Speaking at a call-in request meeting yesterday to discuss the sale of the library to Henry Boot, council leader Jon Collins said the sale will “help deliver a manifesto commitment for a new library.”
He was challenged by Cllr Andrew Rule who said there had been a lack of consultation over the sale of Nottingham Central Library.
Countering this, Collins said: “If at the end of a 12 month pre-contract period we’re not happy, the sale won’t go ahead.”
Tory councillor Georgina Culley told the meeting: “This is about providing office space, not investing in libraries.”
The call-in request was defeated with just one Tory councillor backing it.

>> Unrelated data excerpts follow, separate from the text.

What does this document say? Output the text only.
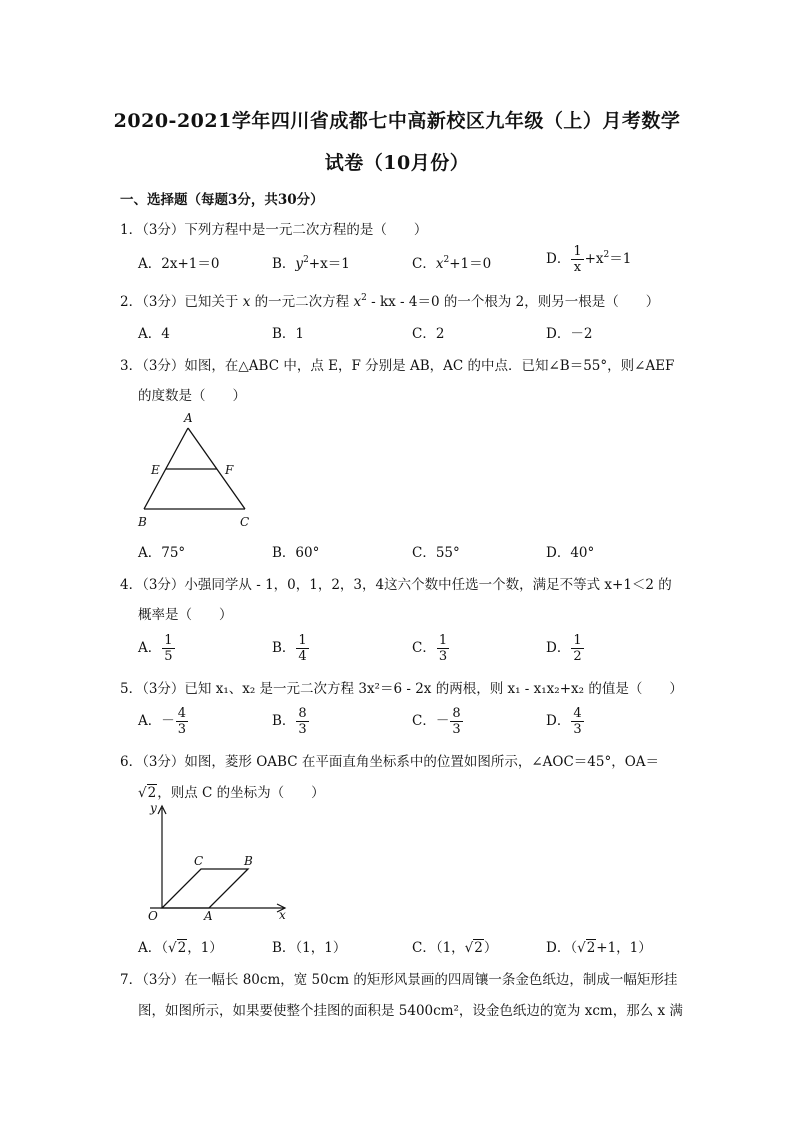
2020-2021学年四川省成都七中高新校区九年级（上）月考数学
试卷（10月份）
一、选择题（每题3分，共30分）
1．（3分）下列方程中是一元二次方程的是（　　）
A．2x+1＝0	B．$y^2+x=1$	C．$x^2+1=0$	D． $\frac{1}{x} +x^2=1$
2．（3分）已知关于 x 的一元二次方程 $x^2$ - kx - 4＝0 的一个根为 2，则另一根是（　　）
A．4	B．1	C．2	D．－2
3．（3分）如图，在△ABC 中，点 E，F 分别是 AB，AC 的中点．已知∠B＝55°，则∠AEF
的度数是（　　）
A
E	F
B	C
A．75°	B．60°	C．55°	D．40°
4．（3分）小强同学从 - 1，0，1，2，3，4这六个数中任选一个数，满足不等式 x+1＜2 的
概率是（　　）
A． $\frac{1}{5}$	B． $\frac{1}{4}$	C． $\frac{1}{3}$	D． $\frac{1}{2}$
5．（3分）已知 x₁、x₂ 是一元二次方程 3x²＝6 - 2x 的两根，则 x₁ - x₁x₂+x₂ 的值是（　　）
A．－ $\frac{4}{3}$	B． $\frac{8}{3}$	C．－ $\frac{8}{3}$	D． $\frac{4}{3}$
6．（3分）如图，菱形 OABC 在平面直角坐标系中的位置如图所示，∠AOC＝45°，OA＝
√2，则点 C 的坐标为（　　）
y
x
O	A
B
C
A．（√2，1）	B．（1，1）	C．（1，√2）	D．（√2+1，1）
7．（3分）在一幅长 80cm，宽 50cm 的矩形风景画的四周镶一条金色纸边，制成一幅矩形挂
图，如图所示，如果要使整个挂图的面积是 5400cm²，设金色纸边的宽为 xcm，那么 x 满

Collins added: “We are fully committed to not just keeping the Central Library open, but to investing in it so it remains open, relevant and popular for many years to come.
“By selling the Angel Row site to developers, we can invest in a new and updated library facility which otherwise we couldn’t do. By bringing inward investment to the city, Nottingham gets a new library, new grade A office space and new jobs. This is a good deal for Nottingham and delivers a new Central Library at virtually no cost to local taxpayers, and without this deal there would be no new library – just good intentions. It builds on our track record in recent years of investing in modern neighbourhood libraries in contrast to some councils facing budget cuts which have closed libraries to make savings.
“This investment is important because modern central libraries should be a destination which attracts large numbers of people not only to borrow free books but so much more. This site is not befitting of a city of Nottingham’s stature and doesn’t meet modern standards and expectations or the changing needs of library users.
“Our working assumption and our focus at the moment is on providing upgraded Central Library facilities on the existing site but there are other options we are exploring to see if better value and a better outcome can be achieved.
“Proposals are at a very early stage but we will of course consult with people in due course when our proposals are more refined.”
Developer Henry Boot revealed last month that it is set to transform Nottingham’s Central Library into a 120,000 sq ft Grade A office scheme after the City Council said that it was offloading the building.